A Gorizia le note della marcia reale, imbarazzo delle autorità

GORIZIA. Strascico di polemiche per la visita “reale” di Emanuele Filiberto di Savoia, che nel fine settimana ha fatto tappa a Gorizia e Trivignano. Proprio dal capoluogo isontino ha iniziato a espandersi a macchia d’olio la protesta per la sostituzione dell’inno di Mameli con l’antica marcia reale sabauda.
Il tutto nell’imbarazzo generale delle autorità, che di certo dopo i consueti squilli di tromba non si sarebbero aspettare di udire note differenti da quelle del “Canto degli italiani”. Un canto che evidentemente a qualcuno è rimasto strozzato in gola, soppresso dalle note della marcia reale.
A fare da location al regal scivolone è stato il parco della Rimembranza di Gorizia, prima tappa della due giorni in Fvg di Emanuele Filiberto, davanti a un fitto schieramento di autorità civili e militari per l’alza bandiera e il picchetto d’onore organizzato dall’associazione culturale San Paolino d’Aquileia.
Un’occasione che, come ci racconta uno dei presenti che preferisce restare anonimo, «sarebbe dovuta essere finalizzata a ricordare e onorare i caduti della prima guerra mondiale, ma che si è rivelata una specie di messinscena per omaggiare sua altezza reale, dalla richiesta di onori fino alla marcia sabauda al posto dell’inno di Mameli.

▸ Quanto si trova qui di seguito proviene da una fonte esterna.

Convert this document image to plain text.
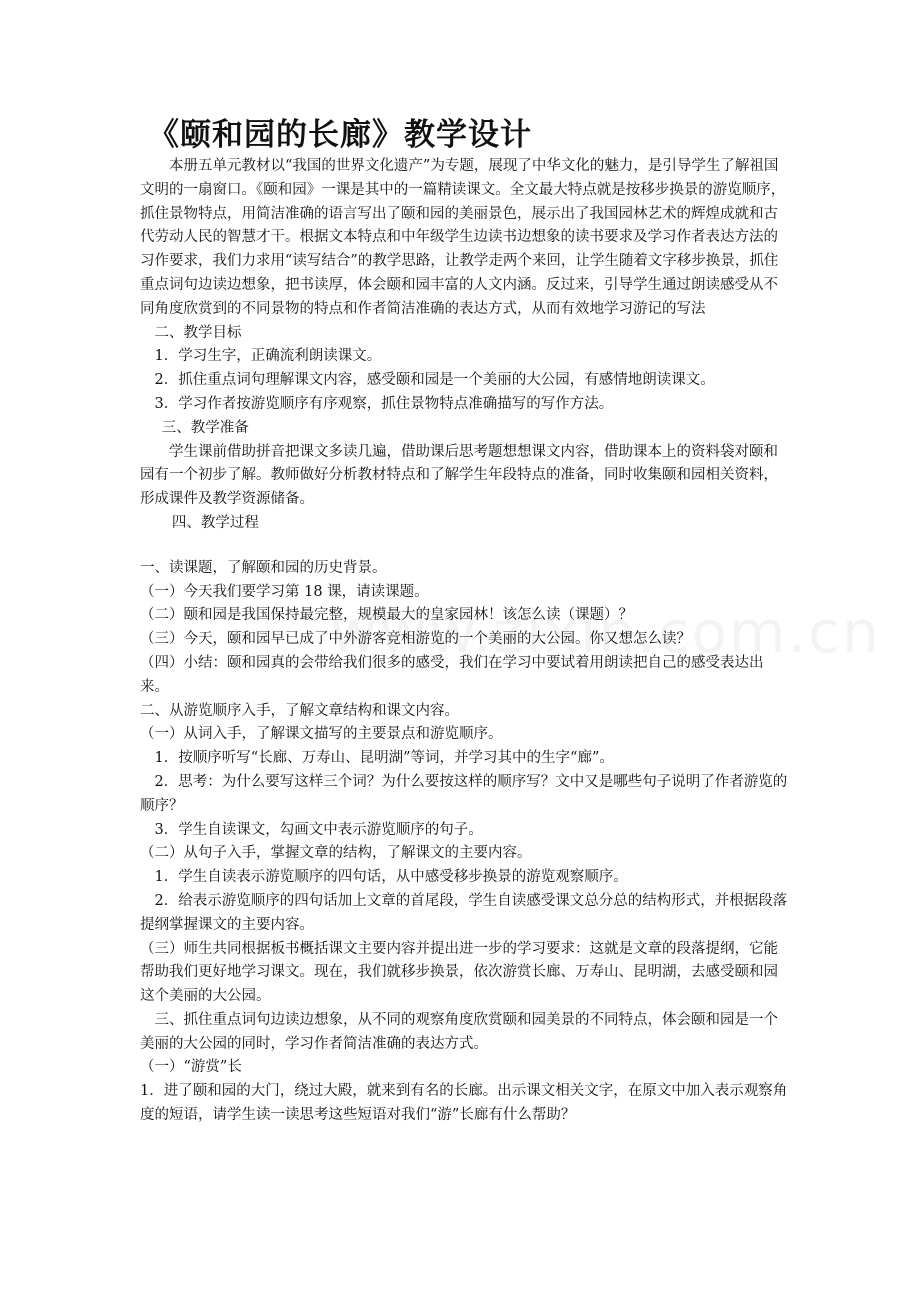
《颐和园的长廊》教学设计

本册五单元教材以“我国的世界文化遗产”为专题，展现了中华文化的魅力，是引导学生了解祖国文明的一扇窗口。《颐和园》一课是其中的一篇精读课文。全文最大特点就是按移步换景的游览顺序，抓住景物特点，用简洁准确的语言写出了颐和园的美丽景色，展示出了我国园林艺术的辉煌成就和古代劳动人民的智慧才干。根据文本特点和中年级学生边读书边想象的读书要求及学习作者表达方法的习作要求，我们力求用“读写结合”的教学思路，让教学走两个来回，让学生随着文字移步换景，抓住重点词句边读边想象，把书读厚，体会颐和园丰富的人文内涵。反过来，引导学生通过朗读感受从不同角度欣赏到的不同景物的特点和作者简洁准确的表达方式，从而有效地学习游记的写法

二、教学目标

1．学习生字，正确流利朗读课文。

2．抓住重点词句理解课文内容，感受颐和园是一个美丽的大公园，有感情地朗读课文。

3．学习作者按游览顺序有序观察，抓住景物特点准确描写的写作方法。

三、教学准备

学生课前借助拼音把课文多读几遍，借助课后思考题想想课文内容，借助课本上的资料袋对颐和园有一个初步了解。教师做好分析教材特点和了解学生年段特点的准备，同时收集颐和园相关资料，形成课件及教学资源储备。

四、教学过程

一、读课题，了解颐和园的历史背景。

（一）今天我们要学习第 18 课，请读课题。

（二）颐和园是我国保持最完整，规模最大的皇家园林！该怎么读（课题）？

（三）今天，颐和园早已成了中外游客竞相游览的一个美丽的大公园。你又想怎么读？

（四）小结：颐和园真的会带给我们很多的感受，我们在学习中要试着用朗读把自己的感受表达出来。

二、从游览顺序入手，了解文章结构和课文内容。

（一）从词入手，了解课文描写的主要景点和游览顺序。

1．按顺序听写“长廊、万寿山、昆明湖”等词，并学习其中的生字“廊”。

2．思考：为什么要写这样三个词？为什么要按这样的顺序写？文中又是哪些句子说明了作者游览的顺序？

3．学生自读课文，勾画文中表示游览顺序的句子。

（二）从句子入手，掌握文章的结构，了解课文的主要内容。

1．学生自读表示游览顺序的四句话，从中感受移步换景的游览观察顺序。

2．给表示游览顺序的四句话加上文章的首尾段，学生自读感受课文总分总的结构形式，并根据段落提纲掌握课文的主要内容。

（三）师生共同根据板书概括课文主要内容并提出进一步的学习要求：这就是文章的段落提纲，它能帮助我们更好地学习课文。现在，我们就移步换景，依次游赏长廊、万寿山、昆明湖，去感受颐和园这个美丽的大公园。

三、抓住重点词句边读边想象，从不同的观察角度欣赏颐和园美景的不同特点，体会颐和园是一个美丽的大公园的同时，学习作者简洁准确的表达方式。

（一）“游赏”长

1．进了颐和园的大门，绕过大殿，就来到有名的长廊。出示课文相关文字，在原文中加入表示观察角度的短语，请学生读一读思考这些短语对我们“游”长廊有什么帮助？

Siamo stati testimoni di diverse scelte che possiamo definire quantomeno fuori luogo, così come di cattivo gusto la scelta di far salire la bandiera italiana sulle note di una musica che solitamente non la dovrebbe accompagnare».
Qualche spiegazione, nel tentativo di smorzare fin da subito i toni della polemica, cerca di darla uno degli organizzatori, Alessandro Berghinz.
«È stato uno svarione» ammette, «ma non c’era assolutamente la volontà di provocare. In realtà la richiesta che avevo fatto ai musicisti era quella di eseguire l’inno sardo, che può essere eseguito in queste circostanze. Dobbiamo considerare che la commemorazione si è tenuta in un contesto di rievocazione storica e insieme a un gruppo di figuranti della prima guerra mondiale. In quel periodo, l’inno di Mameli non c’era e la marcia reale si è inserita in questo scenario storico».
Insomma, uno scivolone, seppur regale, che secondo gli organizzatori non aveva alcun secondo fine, men che meno quello di infangare la Repubblica o il tricolore. «A conferma della nostra buonafede il fatto che a Trivignano abbiamo eseguito l’inno di Mameli, per di più nel contesto di una cerimonia che si stava svolgendo in una proprietà privata, dove avremmo potuto suonare quello che avremmo preferito», ha concluso Berghinz.